I had this great plan to spend a day in Mexico while I was in San Diego for a bonus passport stamp and tasty tacos, but the general consensus among people who live here is, “Yeah, we’re not really supposed to do that these days….” I bought a blanket identical to my parents’ beach blanket (oh, this is where they got that) from a Tijuana native in San Diego who shrugged and said it wasn’t that dangerous as long as you stayed in the main tourist areas. I did enough reporting on trafficking to know I am not interested in being sold into white slavery, so I did the next best thing and skipped Mexico for Historic Old Town San Diego!
Did you know Old Town is where the first Europeans settled along the West Coast?! Some of the original buildings are even still standing! Most homes were adobe, but as some of the townspeople became rich they built homes of wood or brick.
Here’s a nice story from the old days: San Diegoians decided to build a jail, but forgot to put cement in the mortar. So when the mayor’s brother, Roy Bean, became the jail’s first prisoner, he simply dug out, went to the saloon and bought everyone a round to celebrate his own escape. He went on to Texas and became Judge Roy Bean, “The Law West of the Pecos.” Yikes. As legend goes, this prompted the sheriffs to give prisoners the prison keys and ask them to lock themselves up to avoid further vandalism to the structure.
Years later outlaw James “Yankee Jim” Robinson allegedly wanted to steal a schooner so he stole a rowboat and rowed toward it. Between the crime of stealing the rowboat and the intended crime of stealing the schooner poor Jim was arrested and sentenced to death for an intended crime. The jury included two owners of the schooner and a host of others who knew his reputation as an outlaw, so this conviction seems slightly unfair. Jim was convinced no one would actually hang him, but they did—on the spot where the Whaley house was later built.
Jim is one of several ghosts who contributes to the house’s reputation as the most haunted house in America. Whaley was one of the owners of the town’s general store, and he, his wife and their son died in the house naturally, plus a little girl died of accidental poisoning, plus Whaley’s daughter shot herself on the grounds after a heartbreaking divorce at only 22. I walked around but did not go in. Yikes!

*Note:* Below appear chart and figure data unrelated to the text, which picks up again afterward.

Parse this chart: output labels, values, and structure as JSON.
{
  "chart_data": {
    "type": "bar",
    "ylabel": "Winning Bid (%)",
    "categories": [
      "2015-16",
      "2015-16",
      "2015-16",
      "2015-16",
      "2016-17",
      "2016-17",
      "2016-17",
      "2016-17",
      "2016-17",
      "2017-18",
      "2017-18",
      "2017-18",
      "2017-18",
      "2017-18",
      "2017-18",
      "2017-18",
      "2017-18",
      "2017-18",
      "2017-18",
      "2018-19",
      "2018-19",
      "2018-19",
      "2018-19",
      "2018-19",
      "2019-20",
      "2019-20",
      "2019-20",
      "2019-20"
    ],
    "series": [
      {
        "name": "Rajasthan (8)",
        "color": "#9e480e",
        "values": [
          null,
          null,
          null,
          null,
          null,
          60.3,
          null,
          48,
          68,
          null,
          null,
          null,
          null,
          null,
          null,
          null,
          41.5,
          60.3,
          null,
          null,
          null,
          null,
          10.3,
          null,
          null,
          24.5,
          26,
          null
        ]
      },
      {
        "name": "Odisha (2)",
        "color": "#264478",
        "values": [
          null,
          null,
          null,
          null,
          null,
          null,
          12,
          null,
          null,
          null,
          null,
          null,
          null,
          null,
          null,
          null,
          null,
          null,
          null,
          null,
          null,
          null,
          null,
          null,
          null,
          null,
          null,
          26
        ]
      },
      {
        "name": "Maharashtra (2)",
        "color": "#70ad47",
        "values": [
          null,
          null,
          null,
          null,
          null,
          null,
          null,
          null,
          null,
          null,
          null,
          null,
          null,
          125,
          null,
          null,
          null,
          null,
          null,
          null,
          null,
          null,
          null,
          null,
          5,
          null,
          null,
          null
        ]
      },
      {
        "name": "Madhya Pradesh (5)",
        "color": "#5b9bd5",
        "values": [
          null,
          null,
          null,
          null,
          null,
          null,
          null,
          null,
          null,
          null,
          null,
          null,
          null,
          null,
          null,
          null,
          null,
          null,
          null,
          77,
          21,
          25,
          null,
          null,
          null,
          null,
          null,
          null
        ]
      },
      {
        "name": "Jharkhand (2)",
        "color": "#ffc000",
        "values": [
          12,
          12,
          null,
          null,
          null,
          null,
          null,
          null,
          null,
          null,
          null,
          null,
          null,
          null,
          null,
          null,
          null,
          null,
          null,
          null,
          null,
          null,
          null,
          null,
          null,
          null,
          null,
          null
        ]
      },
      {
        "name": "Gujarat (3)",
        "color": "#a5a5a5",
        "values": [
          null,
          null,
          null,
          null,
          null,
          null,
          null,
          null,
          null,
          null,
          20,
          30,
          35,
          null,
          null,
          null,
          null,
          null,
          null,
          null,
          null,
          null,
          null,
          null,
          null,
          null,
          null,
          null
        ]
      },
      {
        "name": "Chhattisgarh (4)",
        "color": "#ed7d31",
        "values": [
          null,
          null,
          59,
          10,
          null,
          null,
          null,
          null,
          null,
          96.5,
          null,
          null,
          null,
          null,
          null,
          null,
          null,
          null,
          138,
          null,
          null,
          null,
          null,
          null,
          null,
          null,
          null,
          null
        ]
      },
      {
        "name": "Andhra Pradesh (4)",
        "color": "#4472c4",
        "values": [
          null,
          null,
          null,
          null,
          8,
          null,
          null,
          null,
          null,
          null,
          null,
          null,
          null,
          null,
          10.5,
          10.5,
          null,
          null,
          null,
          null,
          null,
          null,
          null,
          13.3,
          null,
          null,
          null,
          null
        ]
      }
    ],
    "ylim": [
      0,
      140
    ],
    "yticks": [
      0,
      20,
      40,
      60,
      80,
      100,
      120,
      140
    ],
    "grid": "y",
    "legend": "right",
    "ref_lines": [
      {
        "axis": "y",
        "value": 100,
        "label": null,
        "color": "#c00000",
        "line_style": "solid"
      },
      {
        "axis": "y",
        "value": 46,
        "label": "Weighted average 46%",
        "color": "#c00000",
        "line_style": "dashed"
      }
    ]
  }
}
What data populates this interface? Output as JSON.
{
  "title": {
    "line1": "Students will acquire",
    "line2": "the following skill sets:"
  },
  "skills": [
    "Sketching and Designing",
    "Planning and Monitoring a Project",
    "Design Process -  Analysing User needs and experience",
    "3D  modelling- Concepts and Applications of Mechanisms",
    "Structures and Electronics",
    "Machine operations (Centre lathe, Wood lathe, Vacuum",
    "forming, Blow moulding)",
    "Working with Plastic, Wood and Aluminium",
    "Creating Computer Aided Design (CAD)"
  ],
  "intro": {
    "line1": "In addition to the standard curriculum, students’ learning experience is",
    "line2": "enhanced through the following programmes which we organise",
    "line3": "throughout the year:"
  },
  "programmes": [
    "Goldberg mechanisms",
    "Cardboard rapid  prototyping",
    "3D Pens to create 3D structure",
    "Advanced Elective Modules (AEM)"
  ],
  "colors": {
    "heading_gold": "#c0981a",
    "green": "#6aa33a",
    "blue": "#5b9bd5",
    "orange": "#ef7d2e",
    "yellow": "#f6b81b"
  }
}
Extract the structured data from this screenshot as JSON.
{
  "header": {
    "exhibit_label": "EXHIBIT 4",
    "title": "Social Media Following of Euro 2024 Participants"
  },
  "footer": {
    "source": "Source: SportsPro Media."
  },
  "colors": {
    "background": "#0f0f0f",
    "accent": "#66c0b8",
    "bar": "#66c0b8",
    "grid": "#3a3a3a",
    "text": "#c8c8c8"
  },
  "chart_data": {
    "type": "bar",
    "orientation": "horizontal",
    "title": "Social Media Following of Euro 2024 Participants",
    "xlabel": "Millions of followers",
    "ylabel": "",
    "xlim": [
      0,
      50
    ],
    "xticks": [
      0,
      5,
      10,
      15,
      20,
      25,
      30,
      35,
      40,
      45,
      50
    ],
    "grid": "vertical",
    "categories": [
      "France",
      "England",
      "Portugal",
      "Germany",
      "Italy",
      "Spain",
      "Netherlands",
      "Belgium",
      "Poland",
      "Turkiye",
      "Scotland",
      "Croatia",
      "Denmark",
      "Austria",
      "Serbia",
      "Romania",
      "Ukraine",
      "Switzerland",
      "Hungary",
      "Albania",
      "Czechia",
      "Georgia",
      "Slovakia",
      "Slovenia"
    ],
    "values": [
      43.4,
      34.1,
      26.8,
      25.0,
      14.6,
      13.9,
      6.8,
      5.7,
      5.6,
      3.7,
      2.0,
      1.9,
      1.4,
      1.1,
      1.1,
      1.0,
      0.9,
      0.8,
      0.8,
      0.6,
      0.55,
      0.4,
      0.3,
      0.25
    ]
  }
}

La Casa de Estudillo is a 170-year-old adobe hacienda that’s one of many old houses now turned into a (free) museum. This one is filled with antiques to show how a well-off family would have lived. I don’t think there’s anything more peaceful than strong, dark furniture against cool, white walls and clutter-free shelves and table-tops. A pleasant emptiness. Ah, how appealing to live in a time before paper-clutter. But I guess they traded paper-clutter for a general lack of indoor plumbing, air conditioning and stuff. Still.